Thursday, July 05, 2012

Seven-Segment Displays





A seven-segment display, or seven-segment indicator, is a form of electronic display device for displaying decimal numerals that is an alternative to the more complex dot-matrix displays. Seven-segment displays are widely used in digital clocks, electronic meters, and other electronic devices for displaying numerical information.

The idea of the seven-segment display is quite old.

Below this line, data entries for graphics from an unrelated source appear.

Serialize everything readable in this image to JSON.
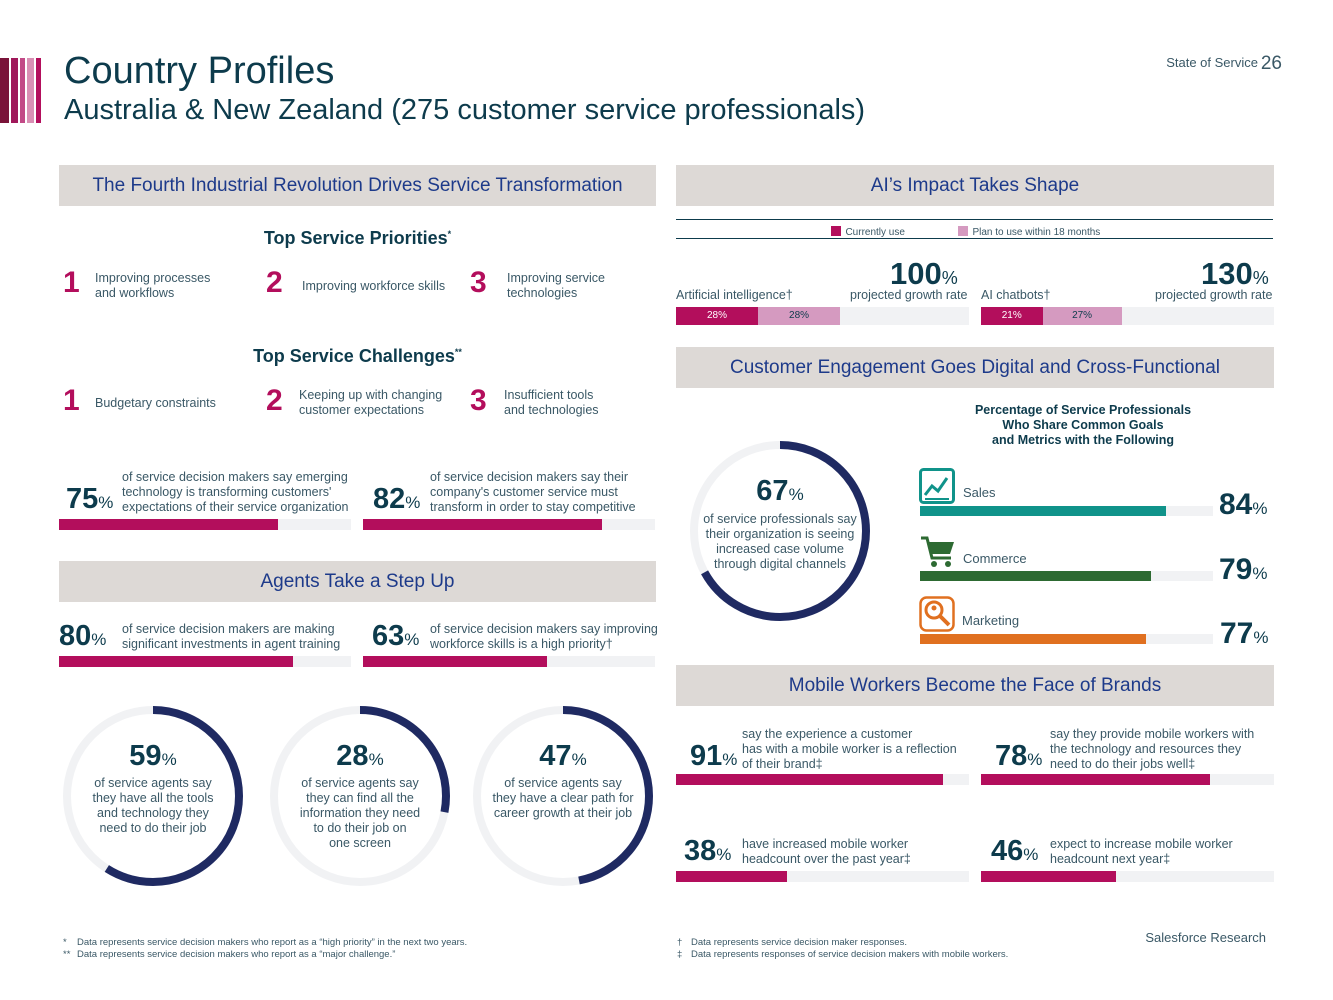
{
  "header": {
    "title": "Country Profiles",
    "subtitle": "Australia & New Zealand (275 customer service professionals)",
    "report_name": "State of Service",
    "page_number": "26",
    "stripe_colors": [
      "#7a1339",
      "#a0185a",
      "#c24a87",
      "#d98fb4",
      "#b30e5c"
    ]
  },
  "colors": {
    "magenta": "#b30e5c",
    "pink": "#d59ac0",
    "navy": "#0d3b4c",
    "donut_navy": "#1f2a62",
    "teal": "#10938a",
    "green": "#2d6a32",
    "orange": "#e07020",
    "section_bg": "#ddd9d6"
  },
  "fourth_ir": {
    "heading": "The Fourth Industrial Revolution Drives Service Transformation",
    "priorities_title": "Top Service Priorities",
    "priorities_mark": "*",
    "priorities": [
      {
        "rank": "1",
        "lines": [
          "Improving processes",
          "and workflows"
        ]
      },
      {
        "rank": "2",
        "lines": [
          "Improving workforce skills"
        ]
      },
      {
        "rank": "3",
        "lines": [
          "Improving service",
          "technologies"
        ]
      }
    ],
    "challenges_title": "Top Service Challenges",
    "challenges_mark": "**",
    "challenges": [
      {
        "rank": "1",
        "lines": [
          "Budgetary constraints"
        ]
      },
      {
        "rank": "2",
        "lines": [
          "Keeping up with changing",
          "customer expectations"
        ]
      },
      {
        "rank": "3",
        "lines": [
          "Insufficient tools",
          "and technologies"
        ]
      }
    ],
    "stats": [
      {
        "value": 75,
        "pct_label": "75",
        "lines": [
          "of service decision makers say emerging",
          "technology is transforming customers'",
          "expectations of their service organization"
        ]
      },
      {
        "value": 82,
        "pct_label": "82",
        "lines": [
          "of service decision makers say their",
          "company's customer service must",
          "transform in order to stay competitive"
        ]
      }
    ]
  },
  "agents": {
    "heading": "Agents Take a Step Up",
    "stats": [
      {
        "value": 80,
        "pct_label": "80",
        "lines": [
          "of service decision makers are making",
          "significant investments in agent training"
        ]
      },
      {
        "value": 63,
        "pct_label": "63",
        "lines": [
          "of service decision makers say improving",
          "workforce skills is a high priority†"
        ]
      }
    ],
    "donuts": [
      {
        "value": 59,
        "pct_label": "59",
        "lines": [
          "of service agents say",
          "they have all the tools",
          "and technology they",
          "need to do their job"
        ]
      },
      {
        "value": 28,
        "pct_label": "28",
        "lines": [
          "of service agents say",
          "they can find all the",
          "information they need",
          "to do their job on",
          "one screen"
        ]
      },
      {
        "value": 47,
        "pct_label": "47",
        "lines": [
          "of service agents say",
          "they have a clear path for",
          "career growth at their job"
        ]
      }
    ]
  },
  "ai": {
    "heading": "AI’s Impact Takes Shape",
    "legend": {
      "current": "Currently use",
      "plan": "Plan to use within 18 months"
    },
    "items": [
      {
        "label": "Artificial intelligence†",
        "growth": "100",
        "growth_label": "projected growth rate",
        "current": 28,
        "current_label": "28%",
        "plan": 28,
        "plan_label": "28%"
      },
      {
        "label": "AI chatbots†",
        "growth": "130",
        "growth_label": "projected growth rate",
        "current": 21,
        "current_label": "21%",
        "plan": 27,
        "plan_label": "27%"
      }
    ]
  },
  "engagement": {
    "heading": "Customer Engagement Goes Digital and Cross-Functional",
    "donut": {
      "value": 67,
      "pct_label": "67",
      "lines": [
        "of service professionals say",
        "their organization is seeing",
        "increased case volume",
        "through digital channels"
      ]
    },
    "chart_title_lines": [
      "Percentage of Service Professionals",
      "Who Share Common Goals",
      "and Metrics with the Following"
    ],
    "bars": [
      {
        "label": "Sales",
        "value": 84,
        "pct_label": "84",
        "icon": "sales-chart-icon",
        "color": "#10938a"
      },
      {
        "label": "Commerce",
        "value": 79,
        "pct_label": "79",
        "icon": "shopping-cart-icon",
        "color": "#2d6a32"
      },
      {
        "label": "Marketing",
        "value": 77,
        "pct_label": "77",
        "icon": "magnifier-icon",
        "color": "#e07020"
      }
    ]
  },
  "mobile": {
    "heading": "Mobile Workers Become the Face of Brands",
    "stats": [
      {
        "value": 91,
        "pct_label": "91",
        "lines": [
          "say the experience a customer",
          "has with a mobile worker is a reflection",
          "of their brand‡"
        ]
      },
      {
        "value": 78,
        "pct_label": "78",
        "lines": [
          "say they provide mobile workers with",
          "the technology and resources they",
          "need to do their jobs well‡"
        ]
      },
      {
        "value": 38,
        "pct_label": "38",
        "lines": [
          "have increased mobile worker",
          "headcount over the past year‡"
        ]
      },
      {
        "value": 46,
        "pct_label": "46",
        "lines": [
          "expect to increase mobile worker",
          "headcount next year‡"
        ]
      }
    ]
  },
  "footnotes": {
    "left": [
      {
        "mark": "*",
        "text": "Data represents service decision makers who report as a “high priority” in the next two years."
      },
      {
        "mark": "**",
        "text": "Data represents service decision makers who report as a “major challenge.”"
      }
    ],
    "right": [
      {
        "mark": "†",
        "text": "Data represents service decision maker responses."
      },
      {
        "mark": "‡",
        "text": "Data represents responses of service decision makers with mobile workers."
      }
    ],
    "brand": "Salesforce Research"
  }
}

In 1910, for example, a seven-segment display illuminated by incandescent bulbs was used on a power-plant boiler room signal panel.






Two years ago seven-segment displays
turned a hundred years old and I missed it
if anybody threw them a party.

I would have liked to attend that party.

I once learned to program a controller
using assembly language programming
that would translate a binary value
within the digit range zero-to-nine
(0, 1, 10, 11, 100, 101, 110,111, 1000, 1001)
to illuminate the proper segments
on a classic seven-segment display.

It was an academic exercise
but seven-segment displays still exist
outside academia in the world.

This is an amazing technology.

Before there were light-emitting diodes
plain light bulbs made seven-segment displays.

Now there are high-density bit-mapped screens
of organic light-emitting diodes
displaying type faces that simulate
the look of a seven-segment display.

This abstract technology will exist
within three physical generations
of nuts-and-bolts hardware reality.

I don’t celebrate my own birthday but
I would have liked to attend that party
celebrating seven-segment displays
two years ago reaching the hundred mark.

If we’re abstract technology ourselves
maybe in one or another design
of nuts-and-bolts hardware reality
I can help them celebrate two hundred.